The point is this; the characters are somewhat forgettable, even unremarkable, in the course of the film.
Plus, can we just get this out of the way: Daniel Craig’s accent was just awful in this. And the dialogue was so creepily specific about the heart of the alleged suspect in the murder – and was also very cliched.
How Will This Even Look? Can That Formula Be Replicated?
If the second, third and possibly fourth sequel to Knives Out is anything like a classic murder mystery, then it begs the question: what will this look like on screen?
The usual format is to have the same detective go and investigate a completely different mystery – and one that usually has no connection to the previous cause for investigation.
For sake of argument, let us assume that any and all of the possible Knives Out sequels will follow this formula – as it is not exactly genre-bending.
It also does not deviate from normal standards, largely.
But the first instalment, the original Knives Out, seems to have a something of a magical formula that will be incredibly difficult to replicate once again on screen.
One of the Avengers’ actors once made the remark that “sequels suck” while on the Graham Norton show – and with several box office successes and failures under their belt, though know a thing or two.
This is not always the case, especially if you have something new and exciting – or can replicate that formula.
Take TED and TED 2 as an example. But who knows?

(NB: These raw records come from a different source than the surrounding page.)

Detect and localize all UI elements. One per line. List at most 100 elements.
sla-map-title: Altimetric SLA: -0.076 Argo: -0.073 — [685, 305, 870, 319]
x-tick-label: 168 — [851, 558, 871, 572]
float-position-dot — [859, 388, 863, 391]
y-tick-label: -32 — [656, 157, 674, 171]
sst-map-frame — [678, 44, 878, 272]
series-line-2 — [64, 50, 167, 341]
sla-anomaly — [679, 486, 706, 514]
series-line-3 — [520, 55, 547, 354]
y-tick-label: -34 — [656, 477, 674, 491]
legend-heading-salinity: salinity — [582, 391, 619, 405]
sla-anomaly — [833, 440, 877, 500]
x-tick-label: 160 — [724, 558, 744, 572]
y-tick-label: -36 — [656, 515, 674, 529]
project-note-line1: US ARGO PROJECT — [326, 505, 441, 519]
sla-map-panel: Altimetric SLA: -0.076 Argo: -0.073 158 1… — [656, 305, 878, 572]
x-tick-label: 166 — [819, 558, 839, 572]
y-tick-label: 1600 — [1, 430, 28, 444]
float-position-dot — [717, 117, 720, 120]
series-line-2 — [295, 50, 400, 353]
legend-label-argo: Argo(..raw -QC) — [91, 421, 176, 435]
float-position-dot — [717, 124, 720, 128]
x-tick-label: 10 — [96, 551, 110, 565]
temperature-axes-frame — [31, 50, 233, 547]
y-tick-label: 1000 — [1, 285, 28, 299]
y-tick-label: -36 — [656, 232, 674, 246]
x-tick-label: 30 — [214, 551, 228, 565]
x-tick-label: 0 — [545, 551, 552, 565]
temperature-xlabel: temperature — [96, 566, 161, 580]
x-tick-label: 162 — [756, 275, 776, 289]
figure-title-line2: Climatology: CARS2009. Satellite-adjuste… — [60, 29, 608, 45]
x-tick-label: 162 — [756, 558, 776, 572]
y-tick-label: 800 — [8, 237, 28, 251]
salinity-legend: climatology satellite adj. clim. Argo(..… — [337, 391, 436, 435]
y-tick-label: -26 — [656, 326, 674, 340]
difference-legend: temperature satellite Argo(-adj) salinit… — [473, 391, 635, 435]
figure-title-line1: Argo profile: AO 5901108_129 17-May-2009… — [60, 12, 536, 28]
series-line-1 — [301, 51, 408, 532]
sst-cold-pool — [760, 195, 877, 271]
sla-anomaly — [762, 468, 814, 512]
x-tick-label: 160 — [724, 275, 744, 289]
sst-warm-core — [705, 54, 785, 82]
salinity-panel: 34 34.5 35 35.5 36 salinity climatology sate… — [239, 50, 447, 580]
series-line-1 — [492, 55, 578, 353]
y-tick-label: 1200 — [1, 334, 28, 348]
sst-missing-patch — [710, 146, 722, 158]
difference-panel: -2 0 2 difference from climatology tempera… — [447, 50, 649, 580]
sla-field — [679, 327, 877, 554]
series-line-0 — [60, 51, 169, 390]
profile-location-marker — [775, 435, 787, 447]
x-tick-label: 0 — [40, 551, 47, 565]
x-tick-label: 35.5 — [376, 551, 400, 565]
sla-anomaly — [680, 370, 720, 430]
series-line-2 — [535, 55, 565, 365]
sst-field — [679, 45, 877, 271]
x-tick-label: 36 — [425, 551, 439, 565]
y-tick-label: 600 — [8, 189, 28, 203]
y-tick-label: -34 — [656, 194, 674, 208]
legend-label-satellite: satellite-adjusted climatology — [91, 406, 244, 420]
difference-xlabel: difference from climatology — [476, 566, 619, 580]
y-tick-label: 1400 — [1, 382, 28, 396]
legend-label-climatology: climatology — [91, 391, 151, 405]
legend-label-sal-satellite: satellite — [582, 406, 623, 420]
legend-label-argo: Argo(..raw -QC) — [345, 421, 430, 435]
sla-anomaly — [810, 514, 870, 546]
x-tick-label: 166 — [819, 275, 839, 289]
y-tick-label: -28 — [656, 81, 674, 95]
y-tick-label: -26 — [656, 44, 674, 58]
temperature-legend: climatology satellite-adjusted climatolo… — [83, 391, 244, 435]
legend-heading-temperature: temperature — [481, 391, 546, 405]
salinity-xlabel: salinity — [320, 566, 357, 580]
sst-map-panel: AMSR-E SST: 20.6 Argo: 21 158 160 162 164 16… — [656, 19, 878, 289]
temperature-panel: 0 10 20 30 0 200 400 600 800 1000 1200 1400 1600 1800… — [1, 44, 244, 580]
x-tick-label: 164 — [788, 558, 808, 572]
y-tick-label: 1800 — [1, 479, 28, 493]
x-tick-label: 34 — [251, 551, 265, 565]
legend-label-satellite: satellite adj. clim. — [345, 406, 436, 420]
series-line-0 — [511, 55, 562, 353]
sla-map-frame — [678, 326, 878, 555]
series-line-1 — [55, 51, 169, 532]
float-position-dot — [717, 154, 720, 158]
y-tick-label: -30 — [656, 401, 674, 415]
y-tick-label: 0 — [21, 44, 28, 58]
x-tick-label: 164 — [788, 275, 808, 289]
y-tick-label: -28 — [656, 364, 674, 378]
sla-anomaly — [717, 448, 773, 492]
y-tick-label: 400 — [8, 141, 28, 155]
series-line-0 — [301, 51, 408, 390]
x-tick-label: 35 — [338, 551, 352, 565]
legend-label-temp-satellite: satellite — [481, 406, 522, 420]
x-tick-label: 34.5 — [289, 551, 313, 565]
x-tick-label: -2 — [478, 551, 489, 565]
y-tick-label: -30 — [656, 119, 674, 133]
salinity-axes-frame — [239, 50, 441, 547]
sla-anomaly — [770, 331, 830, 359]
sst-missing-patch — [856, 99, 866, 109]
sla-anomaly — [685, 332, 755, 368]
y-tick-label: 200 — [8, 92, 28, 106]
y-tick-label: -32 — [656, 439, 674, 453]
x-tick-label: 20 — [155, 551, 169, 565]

As the US and UK seem to be finally (at last) on the road to achieving some sense of normality, thanks to the incredibly successful vaccine drive across both countries, many of us are starting to look to a far more positive and brighter future.

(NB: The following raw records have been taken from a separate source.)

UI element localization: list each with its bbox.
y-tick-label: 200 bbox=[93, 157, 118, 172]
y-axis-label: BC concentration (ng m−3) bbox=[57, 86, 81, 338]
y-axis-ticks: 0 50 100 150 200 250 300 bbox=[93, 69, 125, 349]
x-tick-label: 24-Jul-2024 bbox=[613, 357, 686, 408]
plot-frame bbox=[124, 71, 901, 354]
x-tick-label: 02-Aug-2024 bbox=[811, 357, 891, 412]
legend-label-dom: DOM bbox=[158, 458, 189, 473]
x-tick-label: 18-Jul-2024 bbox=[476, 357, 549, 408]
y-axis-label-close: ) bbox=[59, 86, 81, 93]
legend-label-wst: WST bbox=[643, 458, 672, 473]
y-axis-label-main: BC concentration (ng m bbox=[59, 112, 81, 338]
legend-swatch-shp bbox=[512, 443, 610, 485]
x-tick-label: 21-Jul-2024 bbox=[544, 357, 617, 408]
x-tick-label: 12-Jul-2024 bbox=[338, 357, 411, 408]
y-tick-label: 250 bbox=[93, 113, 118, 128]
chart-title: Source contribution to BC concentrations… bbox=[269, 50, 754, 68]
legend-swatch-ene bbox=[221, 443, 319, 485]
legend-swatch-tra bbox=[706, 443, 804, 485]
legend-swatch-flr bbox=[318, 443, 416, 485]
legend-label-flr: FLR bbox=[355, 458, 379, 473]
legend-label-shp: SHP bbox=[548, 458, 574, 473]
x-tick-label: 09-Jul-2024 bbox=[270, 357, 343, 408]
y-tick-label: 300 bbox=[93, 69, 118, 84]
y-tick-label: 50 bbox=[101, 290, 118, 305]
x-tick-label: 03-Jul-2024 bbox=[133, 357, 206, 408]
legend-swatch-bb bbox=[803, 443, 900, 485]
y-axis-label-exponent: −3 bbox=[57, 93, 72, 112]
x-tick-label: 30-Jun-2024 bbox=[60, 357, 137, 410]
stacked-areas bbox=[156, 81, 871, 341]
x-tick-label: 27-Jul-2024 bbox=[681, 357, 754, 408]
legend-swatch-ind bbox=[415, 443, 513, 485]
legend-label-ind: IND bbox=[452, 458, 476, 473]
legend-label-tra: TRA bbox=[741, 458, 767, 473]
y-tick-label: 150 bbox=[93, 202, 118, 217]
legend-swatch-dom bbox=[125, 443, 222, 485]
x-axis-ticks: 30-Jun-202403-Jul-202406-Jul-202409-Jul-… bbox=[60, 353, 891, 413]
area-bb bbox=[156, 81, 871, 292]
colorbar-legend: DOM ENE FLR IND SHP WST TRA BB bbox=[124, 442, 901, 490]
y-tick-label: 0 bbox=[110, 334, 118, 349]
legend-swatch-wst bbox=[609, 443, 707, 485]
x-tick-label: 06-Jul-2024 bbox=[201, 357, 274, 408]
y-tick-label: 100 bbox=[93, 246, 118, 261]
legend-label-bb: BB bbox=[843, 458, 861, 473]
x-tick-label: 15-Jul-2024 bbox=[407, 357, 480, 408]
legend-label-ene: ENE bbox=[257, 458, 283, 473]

No one should forget the year and a bit that we spent turning to our screens for a sense of escapism, just to forget our collective worldly misery even if just for a moment.
Once we reach a sense of normality, however, we will not be needing our screens so much – and will not have to worry about if we can or cannot binge watch our favourite programme, film franchise or box set.
There will be a time we are able to pick and choose, to be picky, about our media consumption. Who knows if filmgoers will tune into more of Knives Out?
Knives Out 2 is set to be out sometime in 2022.